Un magistrato contabile, già componente di una Sezione regionale di controllo a seguito di nomina regionale dal 1° settembre 2017 al 1° aprile 2019, è poi stato nominato Consigliere della Corte dei conti nell’aliquota di posti spettante al Governo, prendendo servizio il 1° aprile 2019. Decorsi quattro anni da tale seconda nomina, dal mese di aprile 2023 ha ottenuto il riconoscimento del trattamento economico di Presidente di Sezione (TEP) ai fini stipendiali, ai sensi del combinato disposto dell’art. 5 della l. n. 303/1998 e dell’art. 50, comma 4, della l. n. 388/2000.

Il magistrato ha chiesto il riconoscimento dell’anzianità maturata nel precedente incarico regionale, per anticipare la maturazione del TEP al 1° settembre 2021, invocando l’equiparazione “a tutti gli effetti” sancita dall’art. 7, comma 8-bis, della l. n. 131/2003. L’istanza è stata respinta dall’Amministrazione per tardività e per infondatezza; il TAR Lazio ha rigettato il ricorso nel merito, senza esaminare l’eccezione di inammissibilità.
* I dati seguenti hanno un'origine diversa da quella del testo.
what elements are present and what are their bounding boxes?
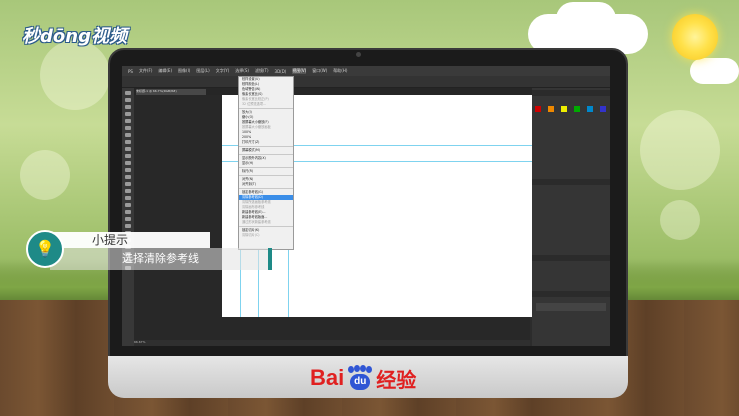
view-menu-item[interactable]: 显示(H)	[239, 161, 293, 166]
ps-options-bar	[122, 76, 610, 88]
bokeh-light	[40, 40, 110, 110]
tool-icon[interactable]	[125, 140, 131, 144]
bokeh-light	[20, 150, 70, 200]
webcam-icon	[356, 52, 361, 57]
menu-1[interactable]: 文件(F)	[139, 68, 152, 74]
ps-right-panels	[532, 88, 610, 346]
bokeh-light	[640, 110, 720, 190]
baidu-paw-icon: du	[346, 365, 374, 391]
tool-icon[interactable]	[125, 119, 131, 123]
view-menu-item: 清除切片(C)	[242, 233, 260, 237]
menu-6[interactable]: 选择(S)	[235, 68, 249, 74]
ps-toolbar	[122, 88, 134, 346]
tool-icon[interactable]	[125, 203, 131, 207]
tool-icon[interactable]	[125, 161, 131, 165]
menu-3[interactable]: 图像(I)	[178, 68, 190, 74]
jingyan-text: 经验	[376, 367, 417, 392]
tool-icon[interactable]	[125, 210, 131, 214]
tool-icon[interactable]	[125, 217, 131, 221]
tool-icon[interactable]	[125, 98, 131, 102]
view-menu-item[interactable]: 标尺(R)	[239, 169, 293, 174]
swatch[interactable]	[535, 106, 541, 112]
menu-8[interactable]: 3D(D)	[275, 69, 287, 74]
menu-11[interactable]: 帮助(H)	[333, 68, 347, 74]
menu-separator	[239, 154, 293, 155]
menu-7[interactable]: 滤镜(T)	[255, 68, 269, 74]
tool-icon[interactable]	[125, 224, 131, 228]
menu-separator	[239, 188, 293, 189]
panel-header-properties[interactable]	[532, 255, 610, 261]
tool-icon[interactable]	[125, 189, 131, 193]
tool-icon[interactable]	[125, 196, 131, 200]
tool-icon[interactable]	[125, 147, 131, 151]
tool-icon[interactable]	[125, 126, 131, 130]
menu-0[interactable]: PS	[128, 69, 133, 74]
menu-4[interactable]: 图层(L)	[196, 68, 209, 74]
view-menu-item: 通过形状新建参考线	[242, 220, 271, 224]
view-menu-item: 32 位预览选项...	[242, 102, 267, 106]
tool-icon[interactable]	[125, 105, 131, 109]
ps-document-tabs: 未标题-1 @ 66.7%(RGB/8#)	[134, 88, 554, 95]
tool-icon[interactable]	[125, 112, 131, 116]
swatch[interactable]	[561, 106, 568, 112]
site-logo: 秒dōng视频	[22, 26, 127, 47]
layer-row[interactable]	[536, 303, 606, 311]
swatch[interactable]	[548, 106, 555, 112]
bokeh-light	[660, 200, 700, 240]
menu-separator	[239, 146, 293, 147]
cloud-decoration	[556, 2, 616, 36]
swatches-panel	[532, 96, 610, 119]
swatch[interactable]	[574, 106, 581, 112]
baidu-text: Bai	[310, 365, 345, 390]
ps-canvas-area	[134, 95, 532, 340]
menu-separator	[239, 226, 293, 227]
menu-separator	[239, 175, 293, 176]
swatch[interactable]	[587, 106, 594, 112]
tool-icon[interactable]	[125, 91, 131, 95]
tip-title-background	[50, 232, 210, 248]
ps-menubar: PS 文件(F) 编辑(E) 图像(I) 图层(L) 文字(Y) 选择(S) 滤镜(T) 3D(…	[122, 66, 610, 76]
panel-header-character[interactable]	[532, 179, 610, 185]
menu-5[interactable]: 文字(Y)	[216, 68, 230, 74]
tool-icon[interactable]	[125, 133, 131, 137]
view-menu-item[interactable]: 屏幕模式(M)	[239, 148, 293, 153]
menu-9[interactable]: 视图(V)	[292, 68, 307, 74]
photoshop-window: PS 文件(F) 编辑(E) 图像(I) 图层(L) 文字(Y) 选择(S) 滤镜(T) 3D(…	[122, 66, 610, 346]
tip-title: 小提示	[92, 233, 129, 247]
menu-10[interactable]: 窗口(W)	[312, 68, 327, 74]
tip-text: 选择清除参考线	[122, 252, 199, 265]
tool-icon[interactable]	[125, 175, 131, 179]
tool-icon[interactable]	[125, 182, 131, 186]
menu-separator	[239, 108, 293, 109]
swatch[interactable]	[600, 106, 607, 112]
ps-status-bar: 66.67%	[134, 340, 530, 346]
lightbulb-icon: 💡	[26, 230, 64, 268]
tool-icon[interactable]	[125, 168, 131, 172]
sun-icon	[672, 14, 718, 60]
menu-2[interactable]: 编辑(E)	[158, 68, 172, 74]
view-menu-dropdown: 校样设置(U) 校样颜色(L) 色域警告(W) 像素长宽比(S) 像素长宽比校正(P) 3…	[238, 76, 294, 250]
menu-separator	[239, 167, 293, 168]
baidu-jingyan-logo: Bai du 经验	[310, 364, 416, 392]
view-menu-item[interactable]: 打印尺寸(Z)	[239, 140, 293, 145]
tool-icon[interactable]	[125, 154, 131, 158]
panel-header-layers[interactable]	[532, 291, 610, 297]
view-menu-item[interactable]: 对齐到(T)	[239, 182, 293, 187]
cloud-decoration	[690, 58, 739, 84]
Di qui l’appello.

La Motivazione della Corte

Il Consiglio di Stato accoglie l’eccezione di inammissibilità, riproposta dalle Amministrazioni ai sensi dell’art. 101 c.p.a., e definisce la causa in rito, senza scrutinare il merito del cumulo dei periodi di servizio. La decisione si fonda sul criterio della “ragione più liquida”, espressione dei principi di economia processuale e del canone del giusto processo, richiamando la giurisprudenza amministrativa consolidata in materia.

Il Collegio richiama l’orientamento pacifico secondo cui, nel pubblico impiego non contrattualizzato, gli atti di inquadramento hanno natura di atti autoritativi di inserimento del personale nell’organizzazione degli uffici pubblici. Essi regolano lo status del dipendente, ossia il coacervo inscindibile di diritti e doveri connessi alla posizione cristallizzata dal provvedimento, con effetti lesivi immediati e diretti sul piano giuridico ed economico. Da ciò deriva l’onere di impugnazione nel termine di decadenza.

Nel caso concreto, il provvedimento di nomina a Consigliere della Corte dei conti e la delibera che ha collocato il magistrato in una precisa posizione nel ruolo hanno realizzato una “cesura” rispetto al precedente incarico regionale, precludendo la ricongiunzione dei due periodi di servizio. Tali atti erano immediatamente e direttamente lesivi, poiché impedivano il cumulo dell’anzianità, e avrebbero dovuto essere tempestivamente impugnati. Non essendolo stati, si sono consolidati.

La Corte respinge l’argomento dell’appellante secondo cui la pretesa, limitata al solo riconoscimento dell’anzianità pregressa ai fini patrimoniali, sarebbe soggetta al termine di prescrizione ordinaria. Il diniego impugnato è atto applicativo di un provvedimento presupposto direttamente lesivo, le cui statuizioni autoritative non possono più essere ridiscusse. La posizione del dipendente è di interesse legittimo e non di diritto soggettivo, azionabile solo mediante tempestiva impugnazione nei termini di decadenza.

L’appello è pertanto respinto e il ricorso di primo grado dichiarato inammissibile, con correzione del dispositivo e della motivazione della sentenza appellata. Le spese del giudizio di appello sono integralmente compensate tra le parti, vista la complessità della questione di merito sottesa alla controversia.

Nota della Redazione

Ogni decisione citata è verificata sul provvedimento originale. Quando il documento può essere legittimamente ripubblicato senza esporre dati personali, mettiamo a disposizione anche il testo integrale.